Is this really the way to do this? Why not create a Special Prosecutor with the budget and subpoena power rather than a committee within a task force that has done minimal in the last three years to investigate fraud? Both David Dayen at FDL News Desk and Yves Smith at naked capitalism think that Schneiderman is being used for a charade that would eventually let the banks get away with fraud anyway. But is Schneiderman that easily misled or dazzled by Obama’s offer? He certainly didn’t sound like he was going to end his state level investigation in this release from his office:

I would like to thank President Obama for his leadership in the creation of a coordinated investigation that marshals state and federal resources to bring justice for the victims of the misconduct that caused the mortgage crisis.
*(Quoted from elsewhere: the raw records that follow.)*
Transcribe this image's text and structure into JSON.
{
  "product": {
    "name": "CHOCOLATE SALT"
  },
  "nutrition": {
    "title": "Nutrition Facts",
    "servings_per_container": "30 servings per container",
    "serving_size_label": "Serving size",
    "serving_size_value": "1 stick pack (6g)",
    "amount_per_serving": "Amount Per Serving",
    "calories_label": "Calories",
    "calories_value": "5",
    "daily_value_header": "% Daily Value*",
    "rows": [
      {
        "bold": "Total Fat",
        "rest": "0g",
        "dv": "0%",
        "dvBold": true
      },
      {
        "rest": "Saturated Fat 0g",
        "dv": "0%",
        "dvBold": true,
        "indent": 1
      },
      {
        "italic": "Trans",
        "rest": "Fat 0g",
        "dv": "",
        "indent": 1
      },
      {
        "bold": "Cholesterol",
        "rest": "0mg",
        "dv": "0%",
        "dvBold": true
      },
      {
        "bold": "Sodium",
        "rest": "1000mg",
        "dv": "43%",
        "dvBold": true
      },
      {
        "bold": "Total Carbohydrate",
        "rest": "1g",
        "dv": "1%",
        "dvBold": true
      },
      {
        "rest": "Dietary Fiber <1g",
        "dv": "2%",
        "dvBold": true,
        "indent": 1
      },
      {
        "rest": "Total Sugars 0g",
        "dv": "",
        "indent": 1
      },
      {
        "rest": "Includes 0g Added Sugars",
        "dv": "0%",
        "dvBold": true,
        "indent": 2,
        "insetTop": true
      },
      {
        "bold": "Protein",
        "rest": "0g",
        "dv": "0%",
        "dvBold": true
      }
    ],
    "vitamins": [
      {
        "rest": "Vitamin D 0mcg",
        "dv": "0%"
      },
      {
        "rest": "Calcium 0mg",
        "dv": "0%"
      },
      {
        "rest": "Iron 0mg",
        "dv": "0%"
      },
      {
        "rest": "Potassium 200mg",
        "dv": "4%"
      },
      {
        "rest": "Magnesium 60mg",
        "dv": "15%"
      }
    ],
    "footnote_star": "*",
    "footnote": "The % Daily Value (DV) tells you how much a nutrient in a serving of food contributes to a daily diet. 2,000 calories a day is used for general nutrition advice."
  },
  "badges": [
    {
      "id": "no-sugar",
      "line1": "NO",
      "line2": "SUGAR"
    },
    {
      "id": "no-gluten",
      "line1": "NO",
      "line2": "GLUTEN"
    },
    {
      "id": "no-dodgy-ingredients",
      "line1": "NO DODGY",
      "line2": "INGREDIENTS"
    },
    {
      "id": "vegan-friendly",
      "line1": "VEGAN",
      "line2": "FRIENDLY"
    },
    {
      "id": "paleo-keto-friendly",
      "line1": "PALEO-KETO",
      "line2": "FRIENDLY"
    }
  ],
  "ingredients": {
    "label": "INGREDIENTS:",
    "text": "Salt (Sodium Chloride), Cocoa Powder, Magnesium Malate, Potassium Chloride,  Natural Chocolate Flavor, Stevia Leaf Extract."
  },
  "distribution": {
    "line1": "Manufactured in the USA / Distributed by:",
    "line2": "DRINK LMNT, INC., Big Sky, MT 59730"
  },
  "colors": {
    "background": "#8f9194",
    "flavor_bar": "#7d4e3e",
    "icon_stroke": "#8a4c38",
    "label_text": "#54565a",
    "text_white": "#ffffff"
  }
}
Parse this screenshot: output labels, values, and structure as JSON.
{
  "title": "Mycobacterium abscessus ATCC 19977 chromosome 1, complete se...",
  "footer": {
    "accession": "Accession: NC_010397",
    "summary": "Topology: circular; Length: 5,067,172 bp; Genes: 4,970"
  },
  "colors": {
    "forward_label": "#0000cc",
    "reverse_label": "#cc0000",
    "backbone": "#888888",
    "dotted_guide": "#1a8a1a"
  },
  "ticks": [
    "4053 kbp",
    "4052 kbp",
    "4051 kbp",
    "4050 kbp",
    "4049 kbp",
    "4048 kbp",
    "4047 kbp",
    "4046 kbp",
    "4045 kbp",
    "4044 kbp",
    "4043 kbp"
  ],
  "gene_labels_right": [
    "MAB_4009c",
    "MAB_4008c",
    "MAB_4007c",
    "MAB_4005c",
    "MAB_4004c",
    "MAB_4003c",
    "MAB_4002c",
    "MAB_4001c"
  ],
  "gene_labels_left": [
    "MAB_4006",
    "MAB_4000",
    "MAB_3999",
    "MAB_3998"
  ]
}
In coordination with our federal partners, our office will continue its steadfast commitment to holding those responsible for the economic crisis accountable, providing meaningful relief for homeowners commensurate with the scale of the misconduct, and getting our economy moving again.

The American people deserve a robust and comprehensive investigation into the global financial meltdown to ensure nothing like it ever happens again, and today’s announcement is a major step in the right direction.

(emphasis mine)

Considering who has run the Treasury, the revolving door of bankers in the Oval Office and Obama’s weak efforts in investigating or prosecuting any person or entity that would ruffle the feathers of his Wall St. contributors over the last three years, there is a whole lot of reason to be doubtful about the president’s sincerity or any future hope of substantial relief for homeowners.